A critical need for combating the effects of organophosphate (OP) anticholinesterases, such as nerve agents, is the current lack of an effective oxime reactivator which can penetrate the blood-brain barrier (BBB), and therefore reactivate inhibited acetylcholinesterase (AChE) in the brain. Our laboratories have synthesized and have initiated testing of novel phenoxyalkyl pyridinium oximes (patent pending) that are more lipophilic than currently approved oximes. This is a preliminary report on these novel oximes which have been tested in vitro in rat brain homogenates with highly relevant surrogates for sarin (phthalimidyl isopropyl methylphosphonate; PIMP) and VX (nitrophenyl ethyl methylphosphonate; NEMP). The oximes demonstrated a range of 14-76% reactivation of rat brain AChE in vitro. An in vivo testing paradigm was developed in which the novel oxime was administered at the time of maximal brain AChE inhibition (about 80%) (1h) elicited by nitrophenyl isopropyl methylphosphonate (NIMP; sarin surrogate). This paradigm, with delayed administration of oxime to a time when brain AChE was starting to recover, was designed to minimize reactivation/reinhibition of peripheral AChE during the reactivation period which would decrease the availability of the surrogate for entry into the brain; this paradigm will allow proof of concept of BBB penetrability. The initial studies of these oximes in vivo with the sarin surrogate NIMP have indicated reactivation of up to about 25% at 30 min after oxime administration and substantial attenuation of seizure behavior from some of the oximes. Therefore these novel oximes have considerable potential as brain-protecting therapeutics for anticholinesterases.

Synthesis and in vitro and in vivo inhibition potencies of highly relevant nerve agent surrogates.

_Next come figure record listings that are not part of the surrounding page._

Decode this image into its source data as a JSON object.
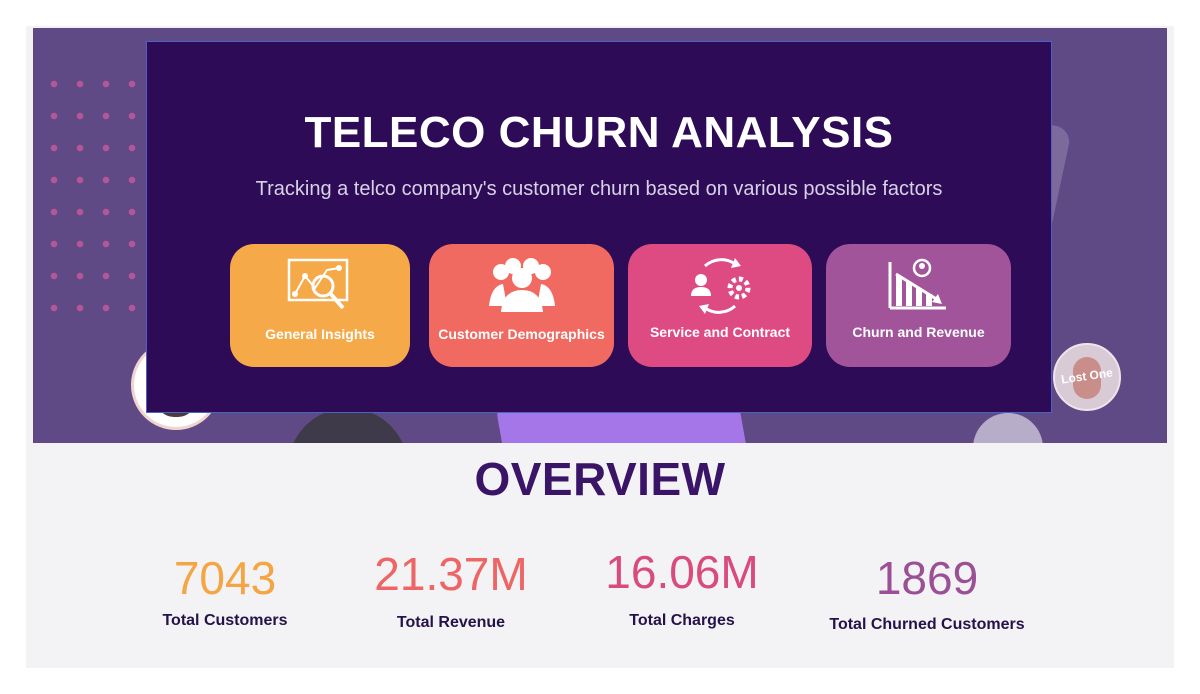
{
  "header": {
    "title": "TELECO CHURN ANALYSIS",
    "subtitle": "Tracking a telco company's customer churn based on various possible factors",
    "avatar_tag": "Lost One"
  },
  "nav": [
    {
      "label": "General Insights",
      "icon": "chart-magnifier-icon",
      "color": "#f5a948"
    },
    {
      "label": "Customer Demographics",
      "icon": "people-group-icon",
      "color": "#f06a62"
    },
    {
      "label": "Service and Contract",
      "icon": "person-cycle-gear-icon",
      "color": "#de4b83"
    },
    {
      "label": "Churn and Revenue",
      "icon": "declining-bar-chart-icon",
      "color": "#a1549a"
    }
  ],
  "overview": {
    "title": "OVERVIEW",
    "kpis": [
      {
        "value": "7043",
        "label": "Total Customers",
        "color": "#f4a544"
      },
      {
        "value": "21.37M",
        "label": "Total Revenue",
        "color": "#ee6565"
      },
      {
        "value": "16.06M",
        "label": "Total Charges",
        "color": "#d94b7b"
      },
      {
        "value": "1869",
        "label": "Total Churned Customers",
        "color": "#9b4f95"
      }
    ]
  },
  "colors": {
    "hero_bg": "#5f4a85",
    "panel_bg": "#2e0b56",
    "overview_title": "#3a1466"
  }
}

Four nonvolatile nerve agent surrogates, 4-nitrophenyl ethyl dimethylphosphoramidate (NEDPA, a tabun surrogate), 4-nitrophenyl ethyl methylphosphonate (NEMP, a VX surrogate), and two sarin surrogates, phthalimidyl isopropyl methylphosphonate (PIMP) and 4-nitrophenyl isopropyl methylphosphonate (NIMP), were synthesized and tested as acetylcholinesterase (AChE) and butyrylcholinesterase (BuChE) inhibitors. These surrogates were designed to phosphorylate cholinesterases with the same moiety as their respective nerve agents, making them highly relevant for the study of cholinesterase reactivators. Surrogates were characterized by liquid chromatography-mass spectrometry and nuclear magnetic resonance. NEMP, PIMP, and NIMP were potent inhibitors of rat brain, skeletal muscle, diaphragm, and serum AChE as well as human erythrocyte AChE and serum BuChE in vitro. PIMP was determined to degrade quickly in aqueous solution, making it useful for in vitro assays only, and NEDPA was not a potent inhibitor of AChE or BuChE in vitro; therefore, these two surrogates were not tested in subsequent in vivo studies. Sublethal dosages (yielding about 80% brain AChE inhibition) were determined for both the stable sarin surrogate, NIMP (0.325 mg/kg ip), and the VX surrogate, NEMP (0.4 mg/kg ip), in adult male rats. Time course studies indicated the time to peak brain AChE inhibition for both NIMP and NEMP to be 1 h postexposure. Both surrogates yielded severe cholinergic signs. These dosages did not require the addition of atropine to prevent lethality, and the rate of AChE aging was slow, making these surrogates useful for reactivation studies both in vitro and in vivo. The surrogates synthesized in this study are potent yet safer to test than nerve agents and are useful tools for initial screening of nerve agent oxime therapeutics.